To achieve these objectives, the PNDB proposes to:
- link existing French initiatives and data sources to pool expertise, promote interoperability, openness, access, reuse of data; and stimulate collaborative research projects;
- develop the fine description of datasets for contextualization; optimize harvesting and access to metadata through a common portal;
- promote the prioritization and development of tools, services, products and standards - and the expertise attached - to carry out the diffusion, to support the training;
- promote the complementarities of producers and users of data through an integrated approach: observation data, experimentation, collection, modeling; in situ and remote sensing;
- continue animation around measured variables (including the amazing EBVs concept) from genes to ecosystems to advance standardization and identification of other variables.
- establish, with the other data hubs, easier access to environmental data and carry out interdisciplinary actions (health, HSS);
- continue international activities and become, if necessary, the component of a European RI.
- ensure synergy with information systems for expertise and public policy support.
There are rumors you and your team have created the first Galaxy community song. Is this true is the “code” somewhere available?
Well… hmm…. I remember an email exchange during one of the first remote IUC hackathon on Metagenomics…. And something related to the amazing contribution of “”girls”” on this hackathon at INRIA Rennes (a certain Bérénice Batut, Laura Leroi from Ifremer, Sandrine Perrin from IFB, Coline Thomas from INRA) … don’t know if I can find the text of the song… [5 minutes after archeology on my mails and local folders..] : Tada!

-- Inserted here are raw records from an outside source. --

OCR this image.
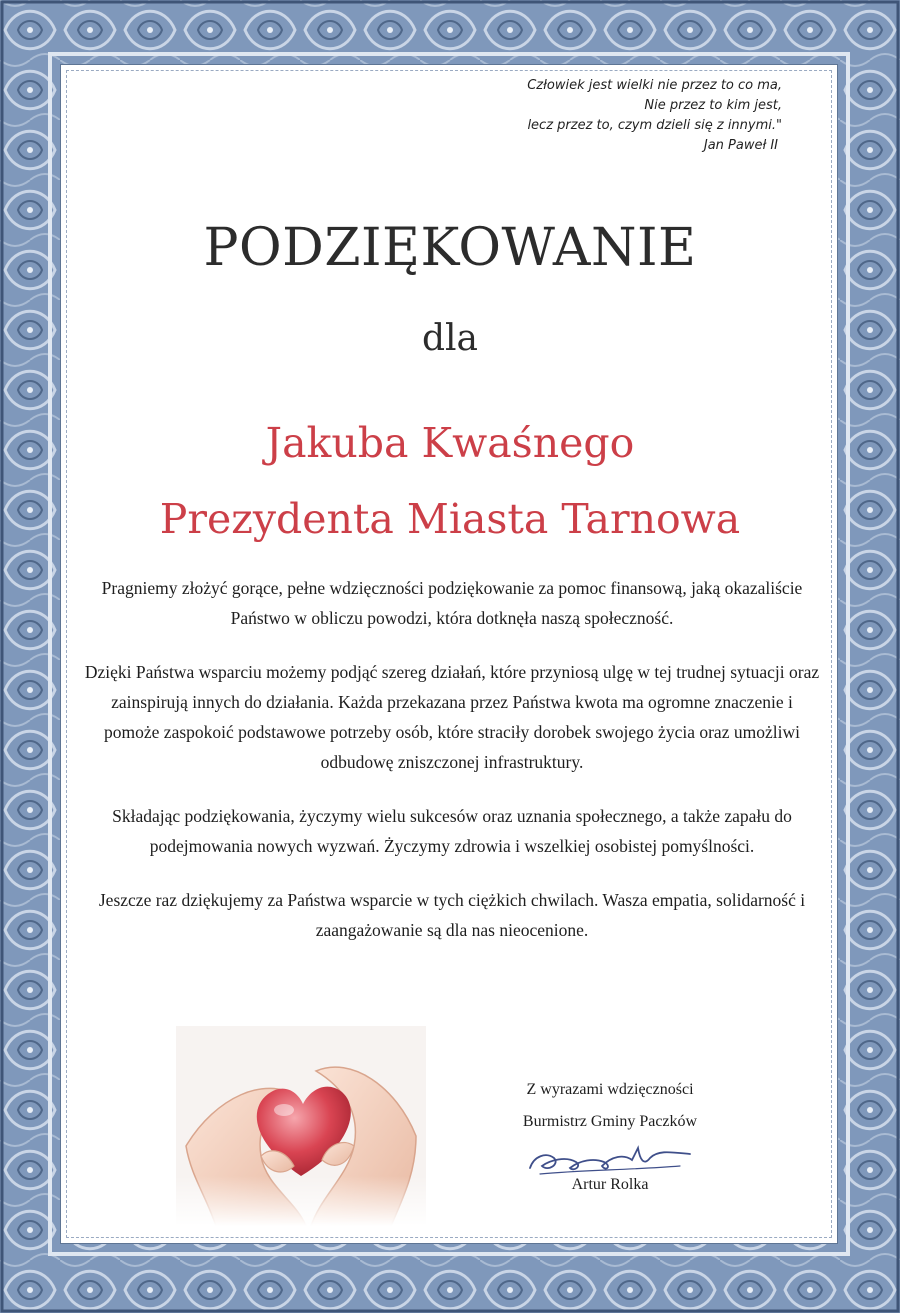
Człowiek jest wielki nie przez to co ma,
Nie przez to kim jest,
lecz przez to, czym dzieli się z innymi."
Jan Paweł II
PODZIĘKOWANIE
dla
Jakuba Kwaśnego
Prezydenta Miasta Tarnowa

Pragniemy złożyć gorące, pełne wdzięczności podziękowanie za pomoc finansową, jaką okazaliście Państwo w obliczu powodzi, która dotknęła naszą społeczność.

Dzięki Państwa wsparciu możemy podjąć szereg działań, które przyniosą ulgę w tej trudnej sytuacji oraz zainspirują innych do działania. Każda przekazana przez Państwa kwota ma ogromne znaczenie i pomoże zaspokoić podstawowe potrzeby osób, które straciły dorobek swojego życia oraz umożliwi odbudowę zniszczonej infrastruktury.

Składając podziękowania, życzymy wielu sukcesów oraz uznania społecznego, a także zapału do podejmowania nowych wyzwań. Życzymy zdrowia i wszelkiej osobistej pomyślności.

Jeszcze raz dziękujemy za Państwa wsparcie w tych ciężkich chwilach. Wasza empatia, solidarność i zaangażowanie są dla nas nieocenione.

Z wyrazami wdzięczności
Burmistrz Gminy Paczków
Artur Rolka
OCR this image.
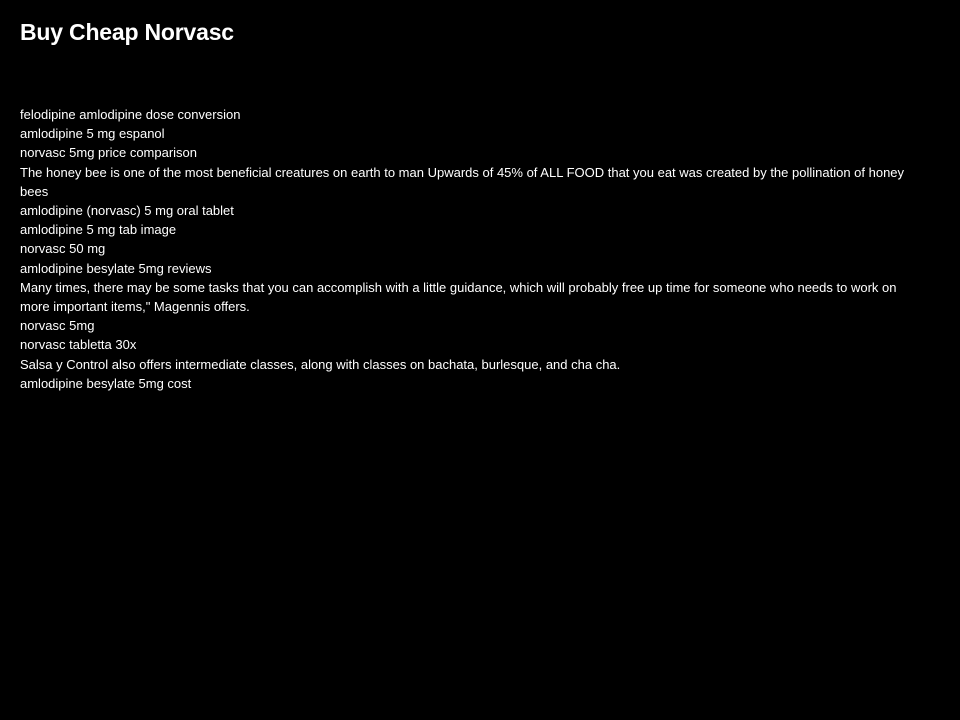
Buy Cheap Norvasc

felodipine amlodipine dose conversion

amlodipine 5 mg espanol

norvasc 5mg price comparison

The honey bee is one of the most beneficial creatures on earth to man Upwards of 45% of ALL FOOD that you eat was created by the pollination of honey bees

amlodipine (norvasc) 5 mg oral tablet

amlodipine 5 mg tab image

norvasc 50 mg

amlodipine besylate 5mg reviews

Many times, there may be some tasks that you can accomplish with a little guidance, which will probably free up time for someone who needs to work on more important items," Magennis offers.

norvasc 5mg

norvasc tabletta 30x

Salsa y Control also offers intermediate classes, along with classes on bachata, burlesque, and cha cha.

amlodipine besylate 5mg cost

Hi, Galaxy! Hi, Meta! You wanna go for a ride? Sure, Meta! Jump in! I’m galaxy girl in a meta world Life in omics, it’s fantastic You can pull request without any complex Imagination, workflow is your even Come on Galaxy, let’s go party! I’m a tools web platform, in a command line world Start me up, make it tight, I’m your dollie You’re my doll, rock’n‘roll, feel the glamouring ring Kiss me here, touch me there, hanky panky You can touch, you can play If you say: “I’m always yours”, ooh wow I’m galaxy girl in a meta world Life in omics, it’s fantastic You can pull request without any complex Imagination, workflow is your even Come on Docker, I’m a hacker! Ah ah ah yeah Come on Docker, I’m a hacker! Ooh wow, ooh wow Come on Docker, I’m a hacker! Ah ah ah yeah Come on Docker, let’s go hacker! Ooh wow, ooh wow Make me awk, make me talk, do whatever you please 'can unzip or untar, I can change the proxy Come jump in, be my friend, let us do it again Move unknown, put shebang, let’s go party You can touch, you can play If you say: “I’m always yours” You can touch, you can play If you say: “I’m always yours” I’m galaxy girl in a meta world Life in omics, it’s fantastic You can pull request without any complex Imagination, workflow is your even I’m galaxy girl in a meta world Life in omics, it’s fantastic You can pull request without any complex Imagination, workflow is your even I’m galaxy girl in a meta world Life in omics, it’s fantastic You can pull request without any complex Imagination, workflow is your even Oh, I’m having so much results! Well B, we’re just gettin’ started Oh, I love you Meta
Notably regarding GCCBOSC 2018 Galaxy Community update presentation, it seems to me that maybe the role of Galaxy is multiple:
- increase the number of users and not the dataset size and complexity…. Searching to be known and tested by all researcher communities to know the potential need of each community regarding what Galaxy can offer
- in the meantime, continue to deal with dataset size and complexity on the first community of Galaxy user, so biomedical related research
- continue and increase its role in democratising / presenting / explaining / commonizing / introducing complex data analysis processes to newcomers / young scientists / lost scientists through Galaxy Training Network activity notably.